Shakespeare’s works have contributed much more to society than the average person realizes. This man who was largely self-educated coined many of the words and phrases today and inspired many authors. He created characters who are known to all in our world today as well as plots that have been copied over and over down through the years.
Don Quixote de la Mancha
by Miguel de Cervantes
An elderly gentleman loves books about knights and chivalry to the point that he believes he can join them in the cause. In pulls out armory that hasn’t been used in generations and set out to defend those who need it. His reality is much different than those around him, but it never stops him from fighting what he deems dangerous.

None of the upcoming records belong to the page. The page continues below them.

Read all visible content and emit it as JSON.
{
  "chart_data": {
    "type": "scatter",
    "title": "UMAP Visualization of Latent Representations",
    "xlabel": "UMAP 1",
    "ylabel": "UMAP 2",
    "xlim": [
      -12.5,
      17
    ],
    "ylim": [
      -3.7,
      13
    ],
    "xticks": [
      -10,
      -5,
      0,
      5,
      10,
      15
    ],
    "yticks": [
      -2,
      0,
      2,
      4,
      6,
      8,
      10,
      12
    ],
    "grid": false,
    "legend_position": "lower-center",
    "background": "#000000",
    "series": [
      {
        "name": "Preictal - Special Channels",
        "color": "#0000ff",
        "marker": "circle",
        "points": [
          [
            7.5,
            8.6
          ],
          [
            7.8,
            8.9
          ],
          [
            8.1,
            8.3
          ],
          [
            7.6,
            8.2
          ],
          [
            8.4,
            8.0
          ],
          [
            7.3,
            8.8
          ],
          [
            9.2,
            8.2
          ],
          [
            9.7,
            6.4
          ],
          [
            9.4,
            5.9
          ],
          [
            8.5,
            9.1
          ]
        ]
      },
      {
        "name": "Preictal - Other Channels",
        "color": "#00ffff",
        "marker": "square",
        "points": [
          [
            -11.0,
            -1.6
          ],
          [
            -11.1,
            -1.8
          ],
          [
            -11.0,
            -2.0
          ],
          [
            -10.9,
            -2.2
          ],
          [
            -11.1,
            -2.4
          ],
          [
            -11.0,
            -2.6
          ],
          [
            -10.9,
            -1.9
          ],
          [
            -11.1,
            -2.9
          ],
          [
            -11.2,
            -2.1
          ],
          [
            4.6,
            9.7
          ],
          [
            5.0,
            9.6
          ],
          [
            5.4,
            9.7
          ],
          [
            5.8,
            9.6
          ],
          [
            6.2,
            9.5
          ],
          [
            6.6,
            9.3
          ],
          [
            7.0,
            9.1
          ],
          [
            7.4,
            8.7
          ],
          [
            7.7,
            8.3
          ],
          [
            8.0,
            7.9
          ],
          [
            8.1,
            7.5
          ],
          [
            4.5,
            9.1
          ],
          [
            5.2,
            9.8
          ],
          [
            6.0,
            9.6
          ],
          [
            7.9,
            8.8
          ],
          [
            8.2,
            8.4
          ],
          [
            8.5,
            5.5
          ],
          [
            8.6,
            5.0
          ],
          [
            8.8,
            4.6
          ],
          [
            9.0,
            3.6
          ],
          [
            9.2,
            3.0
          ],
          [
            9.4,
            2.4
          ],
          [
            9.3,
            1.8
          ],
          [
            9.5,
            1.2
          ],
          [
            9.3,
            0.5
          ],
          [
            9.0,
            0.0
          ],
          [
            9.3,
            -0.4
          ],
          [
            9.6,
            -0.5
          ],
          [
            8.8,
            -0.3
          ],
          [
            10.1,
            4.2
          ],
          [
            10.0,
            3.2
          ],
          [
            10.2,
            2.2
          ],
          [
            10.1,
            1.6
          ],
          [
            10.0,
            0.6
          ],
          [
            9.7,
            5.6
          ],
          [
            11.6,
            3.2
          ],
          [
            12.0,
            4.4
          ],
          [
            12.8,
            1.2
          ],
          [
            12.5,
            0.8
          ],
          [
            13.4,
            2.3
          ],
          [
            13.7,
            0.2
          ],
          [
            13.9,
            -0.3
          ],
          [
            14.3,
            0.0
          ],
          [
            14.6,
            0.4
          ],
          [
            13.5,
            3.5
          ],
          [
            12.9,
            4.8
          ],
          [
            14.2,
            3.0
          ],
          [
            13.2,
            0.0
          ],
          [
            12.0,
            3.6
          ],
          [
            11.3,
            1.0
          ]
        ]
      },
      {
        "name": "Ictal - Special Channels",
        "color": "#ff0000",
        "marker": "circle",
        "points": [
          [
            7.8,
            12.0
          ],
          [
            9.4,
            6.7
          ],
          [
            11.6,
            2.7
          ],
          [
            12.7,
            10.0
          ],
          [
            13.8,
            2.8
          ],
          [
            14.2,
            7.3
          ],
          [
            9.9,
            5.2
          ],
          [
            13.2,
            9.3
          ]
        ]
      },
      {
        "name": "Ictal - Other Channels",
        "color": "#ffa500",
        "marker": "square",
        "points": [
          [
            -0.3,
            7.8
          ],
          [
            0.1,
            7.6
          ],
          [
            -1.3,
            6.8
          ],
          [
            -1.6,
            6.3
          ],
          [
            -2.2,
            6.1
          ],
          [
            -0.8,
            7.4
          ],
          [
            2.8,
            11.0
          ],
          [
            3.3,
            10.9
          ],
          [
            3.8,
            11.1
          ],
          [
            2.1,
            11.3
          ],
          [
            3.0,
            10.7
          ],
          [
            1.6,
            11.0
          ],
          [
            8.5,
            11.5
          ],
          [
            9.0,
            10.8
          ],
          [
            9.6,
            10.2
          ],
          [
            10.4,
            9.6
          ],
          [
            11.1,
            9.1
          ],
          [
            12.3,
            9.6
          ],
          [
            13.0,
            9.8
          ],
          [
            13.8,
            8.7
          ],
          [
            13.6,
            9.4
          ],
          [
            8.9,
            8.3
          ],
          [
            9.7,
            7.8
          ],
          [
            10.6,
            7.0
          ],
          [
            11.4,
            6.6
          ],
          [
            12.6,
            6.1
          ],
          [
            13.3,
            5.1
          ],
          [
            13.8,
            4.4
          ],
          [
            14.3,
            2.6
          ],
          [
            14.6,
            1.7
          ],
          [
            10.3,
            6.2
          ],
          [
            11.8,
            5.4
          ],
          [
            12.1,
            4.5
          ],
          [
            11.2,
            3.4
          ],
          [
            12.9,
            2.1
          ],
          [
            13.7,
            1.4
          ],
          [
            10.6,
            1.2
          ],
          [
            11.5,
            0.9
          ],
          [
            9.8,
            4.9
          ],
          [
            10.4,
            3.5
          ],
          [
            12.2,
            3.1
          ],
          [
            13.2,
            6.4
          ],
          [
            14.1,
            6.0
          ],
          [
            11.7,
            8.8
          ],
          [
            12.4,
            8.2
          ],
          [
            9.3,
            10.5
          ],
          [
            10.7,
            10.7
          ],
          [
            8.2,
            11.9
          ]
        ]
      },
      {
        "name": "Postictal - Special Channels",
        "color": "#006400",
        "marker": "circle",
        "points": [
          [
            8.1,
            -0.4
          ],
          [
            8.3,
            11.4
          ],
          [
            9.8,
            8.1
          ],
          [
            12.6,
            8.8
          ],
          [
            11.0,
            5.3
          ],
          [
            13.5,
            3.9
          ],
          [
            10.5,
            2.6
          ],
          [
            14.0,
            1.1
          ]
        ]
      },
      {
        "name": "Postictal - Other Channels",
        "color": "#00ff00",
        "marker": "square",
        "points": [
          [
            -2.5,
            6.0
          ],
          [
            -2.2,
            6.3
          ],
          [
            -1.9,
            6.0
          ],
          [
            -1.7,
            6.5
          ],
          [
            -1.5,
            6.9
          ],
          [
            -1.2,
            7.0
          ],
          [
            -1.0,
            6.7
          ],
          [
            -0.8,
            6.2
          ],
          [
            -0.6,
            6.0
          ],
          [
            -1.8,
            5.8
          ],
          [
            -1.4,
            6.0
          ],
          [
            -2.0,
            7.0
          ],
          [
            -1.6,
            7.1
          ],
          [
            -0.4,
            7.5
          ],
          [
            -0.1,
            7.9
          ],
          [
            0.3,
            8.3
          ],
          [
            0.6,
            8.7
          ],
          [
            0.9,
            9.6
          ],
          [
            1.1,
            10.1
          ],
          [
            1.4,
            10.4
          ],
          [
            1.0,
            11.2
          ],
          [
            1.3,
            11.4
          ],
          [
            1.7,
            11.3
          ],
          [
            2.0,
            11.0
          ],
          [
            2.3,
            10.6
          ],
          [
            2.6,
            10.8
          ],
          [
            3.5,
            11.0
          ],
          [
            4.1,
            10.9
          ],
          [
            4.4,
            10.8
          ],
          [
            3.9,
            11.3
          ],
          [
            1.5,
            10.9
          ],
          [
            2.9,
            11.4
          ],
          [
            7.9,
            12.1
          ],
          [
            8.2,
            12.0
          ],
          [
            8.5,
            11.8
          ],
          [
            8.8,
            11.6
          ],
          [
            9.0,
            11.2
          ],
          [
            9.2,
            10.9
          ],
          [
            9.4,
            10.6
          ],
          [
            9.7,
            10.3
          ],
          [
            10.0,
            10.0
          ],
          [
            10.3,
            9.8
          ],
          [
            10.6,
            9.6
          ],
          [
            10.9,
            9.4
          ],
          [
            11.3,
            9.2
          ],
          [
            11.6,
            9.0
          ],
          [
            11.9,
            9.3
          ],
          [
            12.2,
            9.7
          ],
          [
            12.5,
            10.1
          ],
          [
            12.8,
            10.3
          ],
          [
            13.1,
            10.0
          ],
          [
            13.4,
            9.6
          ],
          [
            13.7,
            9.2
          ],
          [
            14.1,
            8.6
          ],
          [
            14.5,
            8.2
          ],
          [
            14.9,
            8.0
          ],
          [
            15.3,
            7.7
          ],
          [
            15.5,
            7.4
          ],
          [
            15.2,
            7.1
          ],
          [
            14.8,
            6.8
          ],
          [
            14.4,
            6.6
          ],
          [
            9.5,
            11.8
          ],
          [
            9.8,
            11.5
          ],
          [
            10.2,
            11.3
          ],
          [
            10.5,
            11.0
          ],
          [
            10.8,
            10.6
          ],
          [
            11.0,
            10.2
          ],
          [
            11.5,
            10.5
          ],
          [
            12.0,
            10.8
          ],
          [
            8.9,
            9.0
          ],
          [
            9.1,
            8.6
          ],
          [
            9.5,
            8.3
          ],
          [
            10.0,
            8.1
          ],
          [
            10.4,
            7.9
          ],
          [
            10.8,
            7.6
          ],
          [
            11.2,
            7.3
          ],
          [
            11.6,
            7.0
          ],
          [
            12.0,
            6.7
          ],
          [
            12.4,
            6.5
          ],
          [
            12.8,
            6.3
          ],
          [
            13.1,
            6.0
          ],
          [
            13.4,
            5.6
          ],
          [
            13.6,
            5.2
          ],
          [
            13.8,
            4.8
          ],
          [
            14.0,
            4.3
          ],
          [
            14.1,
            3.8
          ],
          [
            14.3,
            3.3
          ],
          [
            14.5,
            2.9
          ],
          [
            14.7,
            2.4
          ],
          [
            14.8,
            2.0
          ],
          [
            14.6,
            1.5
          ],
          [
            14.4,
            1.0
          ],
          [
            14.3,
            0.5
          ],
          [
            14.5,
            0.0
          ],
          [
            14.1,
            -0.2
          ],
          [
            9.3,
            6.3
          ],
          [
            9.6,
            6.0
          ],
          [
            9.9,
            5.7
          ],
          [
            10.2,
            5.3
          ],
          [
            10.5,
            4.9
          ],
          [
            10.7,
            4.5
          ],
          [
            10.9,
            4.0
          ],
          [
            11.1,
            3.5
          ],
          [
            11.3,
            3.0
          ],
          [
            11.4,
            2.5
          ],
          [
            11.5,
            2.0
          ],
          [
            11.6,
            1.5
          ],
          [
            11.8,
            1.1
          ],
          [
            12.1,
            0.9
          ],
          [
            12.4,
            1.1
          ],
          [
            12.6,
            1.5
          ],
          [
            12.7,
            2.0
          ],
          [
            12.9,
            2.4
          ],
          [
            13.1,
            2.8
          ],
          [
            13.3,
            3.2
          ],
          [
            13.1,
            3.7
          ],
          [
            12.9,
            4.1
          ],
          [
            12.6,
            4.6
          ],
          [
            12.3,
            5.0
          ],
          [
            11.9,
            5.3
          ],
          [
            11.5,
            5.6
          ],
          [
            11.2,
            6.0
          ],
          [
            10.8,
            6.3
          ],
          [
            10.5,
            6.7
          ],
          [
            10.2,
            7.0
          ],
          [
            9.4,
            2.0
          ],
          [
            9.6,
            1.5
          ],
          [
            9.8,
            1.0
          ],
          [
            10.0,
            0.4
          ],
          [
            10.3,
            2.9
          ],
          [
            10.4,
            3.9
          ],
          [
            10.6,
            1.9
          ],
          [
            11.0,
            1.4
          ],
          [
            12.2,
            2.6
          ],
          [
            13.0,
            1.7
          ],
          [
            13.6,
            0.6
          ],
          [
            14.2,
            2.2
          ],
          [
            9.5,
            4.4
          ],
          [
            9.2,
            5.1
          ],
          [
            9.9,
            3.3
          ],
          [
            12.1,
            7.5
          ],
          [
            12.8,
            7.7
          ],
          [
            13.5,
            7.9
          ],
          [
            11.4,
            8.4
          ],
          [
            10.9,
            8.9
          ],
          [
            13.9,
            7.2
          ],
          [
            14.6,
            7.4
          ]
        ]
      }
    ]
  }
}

This is considered the first modern novel and has set the foundation for many of the modern day stories and “considered the first novel in European Literature as well as one of the most admired and inspiring books throughout history.” (https://theculturetrip.com/europe/spain/articles/cervantes-don-quixote-an-endless-voyage-from-la-mancha-to-broadway/) Other famous authors like William Faulkner looked to this book as inspiration. He set a new style of writing: “As a writer, Cervantes is an absolutely brilliant imitator of the way people talk. In earlier literature, different kinds of characters speak the same way. In “Don Quixote” and others of his works, you find multiple characters giving us their individual versions of reality. Also, Cervantes really understood the multiple possibilities of linguistic expression. He was a keen student of literary language as well as of everyday language, and he managed to blend the two in a brilliant way, showing how ordinary people draw inspiration for the ways they express themselves, not only from life but also from books.” (https://news.harvard.edu/gazette/story/2016/04/a-true-giant/)
by John Milton
An epic poem of the fall of man in the Garden of Eden with glimpses into Heaven during debates and assignments and Satan’s intentions. It is a dramatic retelling of the Biblical story but with more scenes presented to the readers.
Like many that were published during this period, this poem was an inspiration for many in the following decades and centuries. Some have stated that “Romantic writers celebrated Milton both for his stance against censorship (“Give me the liberty to know, to utter, and to argue freely according to conscience”, Milton wrote in the pamphlet Areopagitica), and for his innovative poetic form, which was suggestive, allusive and free from what he called “the troublesome and modern bondage of rhyming”. Paradise Lost inspired Mary Shelley’s Frankenstein, while Wordsworth began his famous sonnet London, 1802 with a plea: “Milton! thou shouldst be living at this hour: England hath need of thee”.” (https://www.bbc.com/culture/article/20170419-why-paradise-lost-is-one-of-the-worlds-most-important-poems)
Thanks to the Renaissance
We thank all of these artists who took new avenues to produce their literary works. They inspired generations of writers, composers, and directors to produce millions of pieces of entertainment that have given us pause, created new worlds, and gave us an avenue to escape our own worlds. Thank you, Renaissance literary geniuses.